Photo de Frédérique PuissatFrédérique Puissat, rapporteur :

Après la loi sur le pouvoir d'achat, le Gouvernement nous présente un nouveau projet de loi « d'urgence ». Ce texte court, qui ne comptait initialement que cinq articles, et à l'ambition limitée - il s'agit, pour l'essentiel, de proroger les règles actuelles du régime d'assurance chômage -, soulève des questions profondes sur les objectifs, la gouvernance et le financement de ce régime.

La loi du 5 septembre 2018 pour la liberté de choisir son avenir professionnel a rénové la gouvernance de l'assurance chômage en renforçant le rôle de l'État tout en conservant le principe d'une gestion paritaire. Ainsi, préalablement à la négociation d'un accord relatif à l'assurance chômage, le Premier ministre transmet aux partenaires sociaux un document de cadrage, après concertation avec les organisations syndicales et patronales représentatives. Ce document précise les objectifs de la négociation en ce qui concerne la trajectoire financière, le délai dans lequel cette négociation doit aboutir et, le cas échéant, les objectifs d'évolution des règles du régime d'assurance chômage.

À titre transitoire, l'article 57 de la loi précitée avait prévu que, à compter de la publication de cette loi et après concertation avec les partenaires sociaux, le Gouvernement leur transmette un document de cadrage afin qu'ils négocient un accord sur l'assurance chômage dans un délai de quatre mois. Le Premier ministre a transmis un document de cadrage aux partenaires sociaux le 25 septembre 2018. De l'avis de l'ensemble des partenaires sociaux, ce document était si directif que les négociations ne pouvaient pas aboutir. À la suite de cet échec, le décret du 26 juillet 2019 a fixé les règles relatives au régime d'assurance chômage jusqu'au 1er novembre 2022. Alors que les règles d'indemnisation du chômage fixées par ce « décret de carence » cesseront d'être applicables après le 1er novembre 2022, aucun processus de négociation, assorti d'une lettre de cadrage, n'a été engagé pour définir de nouvelles règles.

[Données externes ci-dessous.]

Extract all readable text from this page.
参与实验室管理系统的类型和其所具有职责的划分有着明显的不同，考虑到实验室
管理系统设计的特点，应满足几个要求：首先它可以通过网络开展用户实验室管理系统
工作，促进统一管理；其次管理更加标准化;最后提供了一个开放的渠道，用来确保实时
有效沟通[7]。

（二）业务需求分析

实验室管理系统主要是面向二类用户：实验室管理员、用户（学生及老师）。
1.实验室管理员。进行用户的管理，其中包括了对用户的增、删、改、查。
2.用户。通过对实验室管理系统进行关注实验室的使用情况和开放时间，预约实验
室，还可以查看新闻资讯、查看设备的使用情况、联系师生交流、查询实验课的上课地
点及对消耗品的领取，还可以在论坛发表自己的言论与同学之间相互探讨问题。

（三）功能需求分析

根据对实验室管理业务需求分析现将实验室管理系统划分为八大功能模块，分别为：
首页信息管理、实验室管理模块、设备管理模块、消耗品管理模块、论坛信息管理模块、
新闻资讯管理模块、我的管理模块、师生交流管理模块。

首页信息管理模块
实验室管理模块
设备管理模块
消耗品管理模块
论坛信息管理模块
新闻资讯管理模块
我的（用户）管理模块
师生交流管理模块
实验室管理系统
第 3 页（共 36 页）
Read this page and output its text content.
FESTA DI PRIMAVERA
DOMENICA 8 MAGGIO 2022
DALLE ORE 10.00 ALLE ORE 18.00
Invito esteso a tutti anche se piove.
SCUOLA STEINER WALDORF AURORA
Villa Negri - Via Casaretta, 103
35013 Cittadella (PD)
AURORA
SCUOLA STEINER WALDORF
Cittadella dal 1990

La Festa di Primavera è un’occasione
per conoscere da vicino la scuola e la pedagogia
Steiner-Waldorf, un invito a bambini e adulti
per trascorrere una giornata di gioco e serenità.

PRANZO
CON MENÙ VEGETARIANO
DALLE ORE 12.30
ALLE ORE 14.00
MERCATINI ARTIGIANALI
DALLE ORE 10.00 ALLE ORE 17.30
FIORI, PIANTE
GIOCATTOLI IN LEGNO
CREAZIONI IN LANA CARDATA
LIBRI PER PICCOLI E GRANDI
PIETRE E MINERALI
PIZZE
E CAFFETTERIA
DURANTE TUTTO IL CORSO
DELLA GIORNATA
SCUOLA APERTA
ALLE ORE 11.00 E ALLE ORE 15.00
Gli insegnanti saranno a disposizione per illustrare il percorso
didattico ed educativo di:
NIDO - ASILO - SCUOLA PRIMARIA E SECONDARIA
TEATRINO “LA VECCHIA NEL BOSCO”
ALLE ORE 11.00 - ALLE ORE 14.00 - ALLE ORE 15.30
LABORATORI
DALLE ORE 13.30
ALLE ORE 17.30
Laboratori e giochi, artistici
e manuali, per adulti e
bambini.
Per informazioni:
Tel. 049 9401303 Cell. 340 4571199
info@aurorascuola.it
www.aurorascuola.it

Afin de donner une base légale et réglementaire à l'indemnisation des demandeurs d'emploi à compter de cette date, l'article 1er autorise le Gouvernement à prendre par décret en Conseil d'État les mesures d'application du régime d'assurance chômage jusqu'au 31 décembre 2023, ainsi qu'à prolonger l'application du « bonus-malus » sur les contributions d'assurance chômage jusqu'au 31 août 2024.

Ces dispositions sont justifiées par la nécessité de fixer, à très court terme, les règles d'indemnisation du chômage pour sécuriser le versement des allocations des demandeurs d'emploi. Attachés à la gestion paritaire de l'assurance chômage, nous considérons toutefois que ces mesures dérogatoires ne doivent être applicables que pour une durée proportionnée à la nécessité de l'urgence, d'autant que celle-ci résulte largement de l'abstention du Gouvernement.

Il n'est pas souhaitable que le Gouvernement s'écarte pour une durée excessive de la gouvernance prévue aujourd'hui par le code du travail sans que le législateur se prononce sur d'éventuelles évolutions du rôle des partenaires sociaux et de l'État dans la gestion du régime, après avoir engagé une concertation avec les organisations représentant les salariés et les employeurs. En conséquence, nous proposons d'avancer au 31 août 2023, au lieu du 31 décembre, la date limite d'application des mesures qui pourront être prises par décret en Conseil d'État, y compris pour l'application du « bonus-malus ». Cette date correspond en effet à la fin de la première période de modulation des contributions d'assurance chômage qui a débuté le 1er septembre dernier.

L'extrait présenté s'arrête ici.